On the other hand, the author, when writing it, did not have any documents and even competent evidence. It is unlikely that writers and ordinary party members could express something more significant than personal guesses, and go further than an assessment of the literary style of a work. The topic was too "hot", and this is what predetermined the publication of the work, and the allegorical characters freed the author and others from responsibility.

Subsequently, B. A. Pilnyak wrote a number of other works, some of which were also recognized as anti-Soviet. He was arrested on October 25, 1937 at his dacha in Peredelkino. On April 21, 1938, B. A. Pilnyak-Vogau was convicted by the Military Collegium of the Supreme Court of the USSR and sentenced to death. The sentence was carried out on the same day.

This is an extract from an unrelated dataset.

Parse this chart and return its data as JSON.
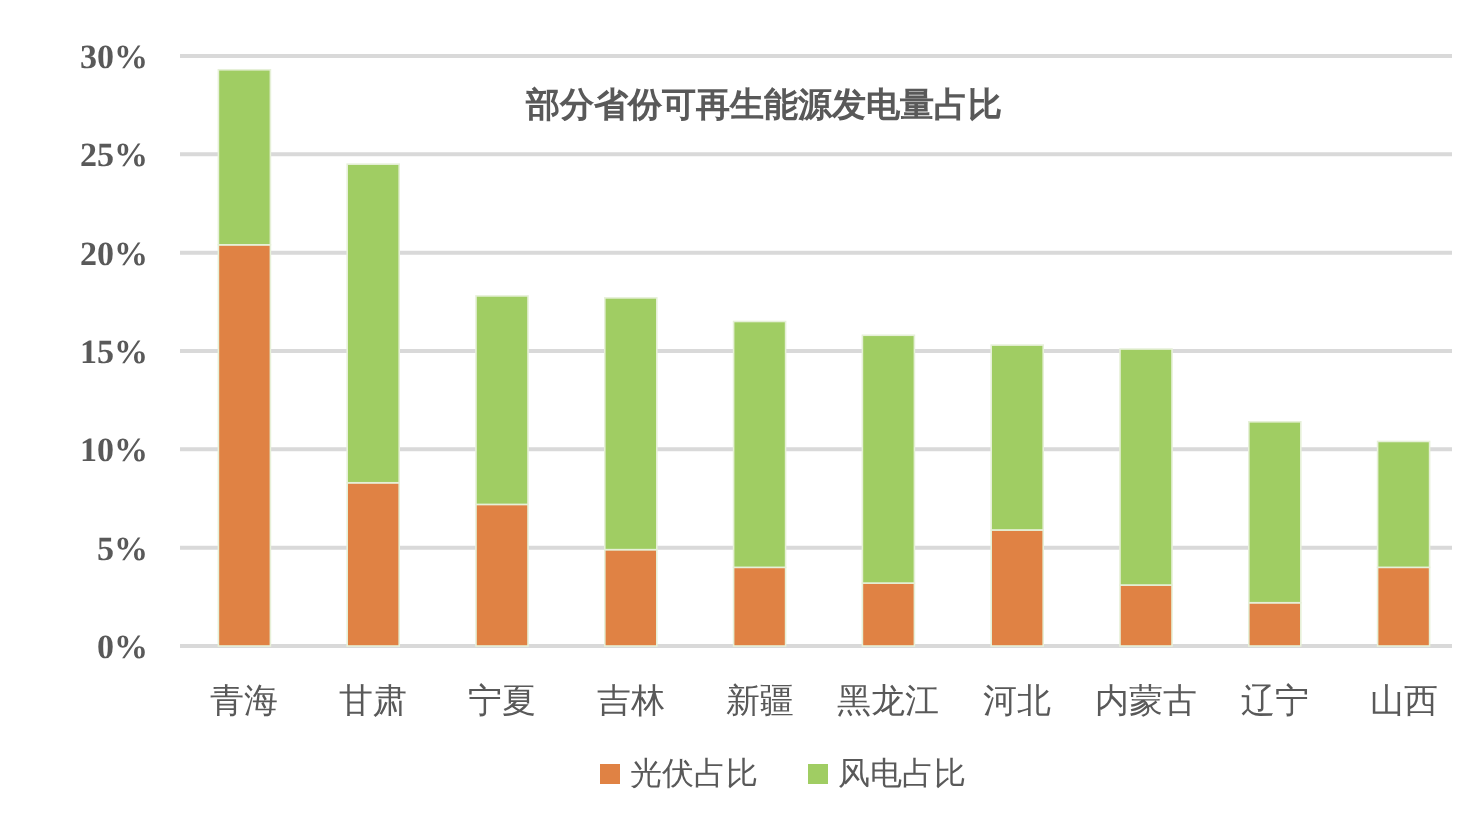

Thus, the history of the death of M.V. Frunze is covered with a web of all kinds of versions, conjectures and conjectures. They have been exaggerated for many years, especially in recent years, when it has become especially fashionable to expose the Soviet government and personally I.V. Stalin in various crimes. Some authors and screenwriters have already reached the point where they have witnessed the murders of many political and military figures, scientists, writers ... Literary permissiveness, the virtual absence of censorship and scientific editing have led to the fact that the people have been flooded with abundant streams of custom-made and amateurish lies, which many accept for the truth. As a result, history is distorted and even changed beyond recognition. The democrats, who blamed many regimes for this, including the Soviet one, themselves easily and quickly adopted anti-scientific tricks and began to rewrite history to their own advantage. The life and death of M. V. Frunze became part of this “renewed” history.

It is quite obvious that Mikhail Vasilyevich was objectionable to many, hindered many in achieving their ambitious plans. The civil war ended victoriously for the communists, it is time to share power and receive privileges. There was a long line behind them. New positions were created. But the bureaucratic apparatus could not be dimensionless. Gradually filled all its cells. Soon, any advancement became possible only after the liberation of the higher level.

At the same time, those who managed to occupy the highest levels of power tried in every possible way to stay on them. For the sake of this, they put their people on the lower steps, mercilessly clearing the way for them.

The armed forces, although weakened, were a serious power that all politicians and all officials had to reckon with. At that time, there were too many people in their ranks who were used to defending their interests with weapons in their hands. There were also supporters of other parties. It was necessary to take this force under strict control, to ensure its unconditional devotion to power. This was finally done only at the end of the 30s.

M. V. Frunze did not fully fit into any of these frameworks. At the same time, according to his authority, he claimed a leading role in the Soviet structure, and received this role. In the future, big problems were to be expected from him. As you know, death solved many of them. And M. V. Frunze died. It remains to build versions about the true cause of this death.